Go ahead and extract by using an archive utility that’s probably already installed on your computer. Inside that folder there will be yet another zip file, and this is the one you want. This is the internal one because the photoshop files, plugins, manual, and all the other files that you may or may not need later are not part of the basic theme installation.

So what you would do if you were going to install it this way, choose the file, click “install theme.” This is does or doesn’t work. Sometimes there are little glitches and stuff breaks, so if that happens, or if you’re like me and just want to avoid that step altogether, you can install the FTP which is good to know how to do anyway.

So we already have that theme, we already know where it is, and we’re going to have to extract this theme anyway. We extracted the main download file, but this is the actual theme file. We can look in there and look, those are all the theme files right there, the individual theme files.

Next you need an FTP client, such as FileZilla, that allows you to move stuff from your local drive to your hosted website.

To log in you need to fill out the information as follows:

For your host, that’s the URL of your website minus the http and the www., so you have .com, .net., .org, whatever, but at the beginning you just start with the beginning of your URL whatever’s after the www.

Your user name and password will be sent to you from HostGator or whoever your host may be, and then once you’ve got that you go ahead and connect, and since we already have WordPress installed, this is the root right here, public HTML, that’s basically the start of your site, there’s no sub-folder, there’s no anything else, so everything that we have, we have WordPress installed on the root, so it’s on the root URL, the domain, and we’ve already got all of our files in here for WordPress.

The theme files are going to be inside of wp-content and then themes, so these are your default themes, 2011, 2010, and 2012. They are all in there. Now, from our local drive we find the theme which we extracted from that zip file.

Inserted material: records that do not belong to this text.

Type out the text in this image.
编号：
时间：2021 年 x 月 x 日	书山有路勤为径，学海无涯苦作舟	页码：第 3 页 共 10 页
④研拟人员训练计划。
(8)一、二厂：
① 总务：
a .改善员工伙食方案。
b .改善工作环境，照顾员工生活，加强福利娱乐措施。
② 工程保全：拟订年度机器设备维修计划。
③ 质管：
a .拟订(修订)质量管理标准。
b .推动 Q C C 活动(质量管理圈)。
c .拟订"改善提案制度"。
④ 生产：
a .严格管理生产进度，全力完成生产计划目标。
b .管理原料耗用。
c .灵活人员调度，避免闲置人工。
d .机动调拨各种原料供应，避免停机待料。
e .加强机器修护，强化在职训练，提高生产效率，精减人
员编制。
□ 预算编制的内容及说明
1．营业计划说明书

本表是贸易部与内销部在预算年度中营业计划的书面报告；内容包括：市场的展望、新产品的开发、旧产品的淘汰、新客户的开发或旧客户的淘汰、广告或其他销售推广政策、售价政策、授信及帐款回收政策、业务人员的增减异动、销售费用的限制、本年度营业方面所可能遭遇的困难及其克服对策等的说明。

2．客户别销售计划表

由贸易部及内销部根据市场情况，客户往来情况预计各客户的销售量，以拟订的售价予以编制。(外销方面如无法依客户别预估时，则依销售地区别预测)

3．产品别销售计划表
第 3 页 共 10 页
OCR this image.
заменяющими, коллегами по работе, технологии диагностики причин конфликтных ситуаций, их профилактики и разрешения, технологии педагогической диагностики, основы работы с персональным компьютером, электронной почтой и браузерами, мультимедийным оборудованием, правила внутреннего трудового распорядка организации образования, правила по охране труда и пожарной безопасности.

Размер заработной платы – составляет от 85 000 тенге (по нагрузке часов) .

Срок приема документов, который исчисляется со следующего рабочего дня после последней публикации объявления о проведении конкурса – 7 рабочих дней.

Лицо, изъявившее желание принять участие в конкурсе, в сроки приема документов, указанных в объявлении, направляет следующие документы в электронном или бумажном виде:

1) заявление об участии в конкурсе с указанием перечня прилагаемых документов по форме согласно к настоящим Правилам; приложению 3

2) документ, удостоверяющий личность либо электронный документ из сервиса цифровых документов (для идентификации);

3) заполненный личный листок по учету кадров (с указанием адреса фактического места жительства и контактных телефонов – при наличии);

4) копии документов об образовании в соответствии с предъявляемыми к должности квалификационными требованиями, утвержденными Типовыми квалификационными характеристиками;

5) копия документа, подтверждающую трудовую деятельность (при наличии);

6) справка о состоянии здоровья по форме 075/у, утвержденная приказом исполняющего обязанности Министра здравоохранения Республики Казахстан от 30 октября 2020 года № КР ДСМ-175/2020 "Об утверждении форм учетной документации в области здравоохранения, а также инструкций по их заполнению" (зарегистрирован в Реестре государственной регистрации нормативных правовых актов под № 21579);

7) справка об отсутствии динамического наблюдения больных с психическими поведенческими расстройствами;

So all you need to do is you can click the transfer button, or just drag the whole folder and drop it right there, and that will move over all the files. That will be a lot of files, so it’s going to take a minute for all of them to get over to the site. That’s all you’re really going to need to do right now with FileZilla.

You probably want to save that downloaded theme somewhere on your hard drive, and then once that upload finishes you’ll be able to activate your theme.

Now that the new theme is in WordPress, look under the Appearance tab and then themes from within the WordPress admin area, the place you log into with /wp-admin. All you have to do now is click activate, and this is a blank site, so I am not really worried about it messing anything up. Then you navigate to your URL, hit refresh, and lookie there! The new theme is up.

It won’t be quite perfect yet because it’s got their information in there, and hasn’t really been set up, but for the setup and how you actually put all the different elements in, you just go through the theme setup files.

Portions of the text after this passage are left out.